State Sen. Sandra B. Cunningham again pushed state legislation that would bar employers from asking applicants if they have criminal histories in the first stages of a job search.

Cornell William Brooks, CEO of the New Jersey Institute for Social Justice (NJISJ), which supports the measure, said “that little box” on applications asking prospective employees to confirm if they've been arrested or charged with a crime becomes a “mountainously high” employment barrier, Brooks said.

The legislation, known as the Opportunity to Compete Act (S-2586), would allow an employer to perform a criminal background check on an applicant only after the prospective employee has been deemed qualified for the job.

An employer, when deciding whether to hire an applicant, would also be barred from considering any arrest that did not lead to a conviction, and any record that has been erased or expunged.

It would apply to public entities as well as private businesses with 15 or more workers. Original drafts had that threshold at five employees, but Brooks said they upped the number after hearing feedback from small businesses.

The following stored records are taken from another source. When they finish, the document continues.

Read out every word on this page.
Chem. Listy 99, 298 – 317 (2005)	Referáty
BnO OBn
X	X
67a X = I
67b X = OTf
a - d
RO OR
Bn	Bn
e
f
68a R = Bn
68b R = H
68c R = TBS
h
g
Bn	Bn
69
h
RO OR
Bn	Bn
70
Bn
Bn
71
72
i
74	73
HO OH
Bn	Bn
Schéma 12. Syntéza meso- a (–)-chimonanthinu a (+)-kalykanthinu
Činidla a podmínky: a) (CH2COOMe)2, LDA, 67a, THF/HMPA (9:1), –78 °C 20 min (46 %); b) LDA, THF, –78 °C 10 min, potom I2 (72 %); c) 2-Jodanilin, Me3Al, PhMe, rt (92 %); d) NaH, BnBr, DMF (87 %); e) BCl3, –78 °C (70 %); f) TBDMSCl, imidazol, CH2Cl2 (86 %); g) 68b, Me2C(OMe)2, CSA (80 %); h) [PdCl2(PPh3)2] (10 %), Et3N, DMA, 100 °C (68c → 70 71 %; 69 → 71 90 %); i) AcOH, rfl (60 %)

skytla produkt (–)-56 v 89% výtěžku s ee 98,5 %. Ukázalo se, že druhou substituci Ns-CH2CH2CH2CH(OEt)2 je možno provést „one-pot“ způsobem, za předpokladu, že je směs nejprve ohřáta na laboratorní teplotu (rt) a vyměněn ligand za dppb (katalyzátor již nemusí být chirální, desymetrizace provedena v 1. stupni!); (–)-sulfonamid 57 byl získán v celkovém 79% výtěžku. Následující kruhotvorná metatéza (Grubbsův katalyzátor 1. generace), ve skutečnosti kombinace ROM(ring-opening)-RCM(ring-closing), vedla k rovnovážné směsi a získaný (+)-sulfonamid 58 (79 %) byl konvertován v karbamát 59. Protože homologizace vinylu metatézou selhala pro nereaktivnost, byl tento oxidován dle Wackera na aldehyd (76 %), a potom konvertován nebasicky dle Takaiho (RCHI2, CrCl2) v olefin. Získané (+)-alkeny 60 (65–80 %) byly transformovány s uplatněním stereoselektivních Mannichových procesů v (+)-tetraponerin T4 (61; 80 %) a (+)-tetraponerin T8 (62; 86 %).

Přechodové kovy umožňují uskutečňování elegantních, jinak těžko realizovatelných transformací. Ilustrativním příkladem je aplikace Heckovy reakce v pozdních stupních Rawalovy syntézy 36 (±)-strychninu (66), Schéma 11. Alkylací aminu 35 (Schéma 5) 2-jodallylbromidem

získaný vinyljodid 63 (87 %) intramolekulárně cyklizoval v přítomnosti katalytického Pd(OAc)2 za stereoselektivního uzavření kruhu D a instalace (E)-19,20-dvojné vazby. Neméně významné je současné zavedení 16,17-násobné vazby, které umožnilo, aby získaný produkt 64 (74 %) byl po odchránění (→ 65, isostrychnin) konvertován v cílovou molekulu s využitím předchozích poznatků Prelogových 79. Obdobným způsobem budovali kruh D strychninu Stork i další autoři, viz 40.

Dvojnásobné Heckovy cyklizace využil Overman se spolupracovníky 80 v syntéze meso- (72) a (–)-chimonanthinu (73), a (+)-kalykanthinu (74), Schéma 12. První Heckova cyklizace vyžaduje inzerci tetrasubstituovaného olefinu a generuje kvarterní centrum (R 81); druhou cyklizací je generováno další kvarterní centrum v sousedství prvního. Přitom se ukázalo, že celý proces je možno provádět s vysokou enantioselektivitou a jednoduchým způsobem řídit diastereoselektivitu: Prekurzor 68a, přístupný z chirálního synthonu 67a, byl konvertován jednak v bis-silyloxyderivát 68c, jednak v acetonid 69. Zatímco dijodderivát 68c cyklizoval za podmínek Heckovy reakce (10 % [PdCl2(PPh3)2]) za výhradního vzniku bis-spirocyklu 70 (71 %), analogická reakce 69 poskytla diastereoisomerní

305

Proponents of the measure say they want to “ban the box,” referring to the box on an application that asks about a criminal history.

Cunningham, D-Jersey City, said citizens with even non-violent criminal histories go “back and forth” to prison repeatedly because they can’t find employment.

“They check that box and they wait, and they want, and they wait,” she said today. “Unfortunately, no one’s calling them for an interview.”

Sixty-four jurisdictions in the nation have passed similar laws, including states such as California, Illinois and Maryland and cities like Baltimore, Newark and Memphis, according to the NJISJ.

Cunningham said she’s certain the legislation will pass the Democratic-led state Legislature. She’s hopeful Gov. Chris Christie, a Republican, will support it as well, though she said today she hasn’t spoken to Christie about it recently.

It never made any sense to me to have that box on an application if the prospective employer was going to do some kind of a background check on the applicant anyone once they were being considered for hire.

For an applicant to check “yes”, no matter what the crime, could very possibly put the applicant behind the “eight ball”, and probably get the application chucked away in the “circular file”.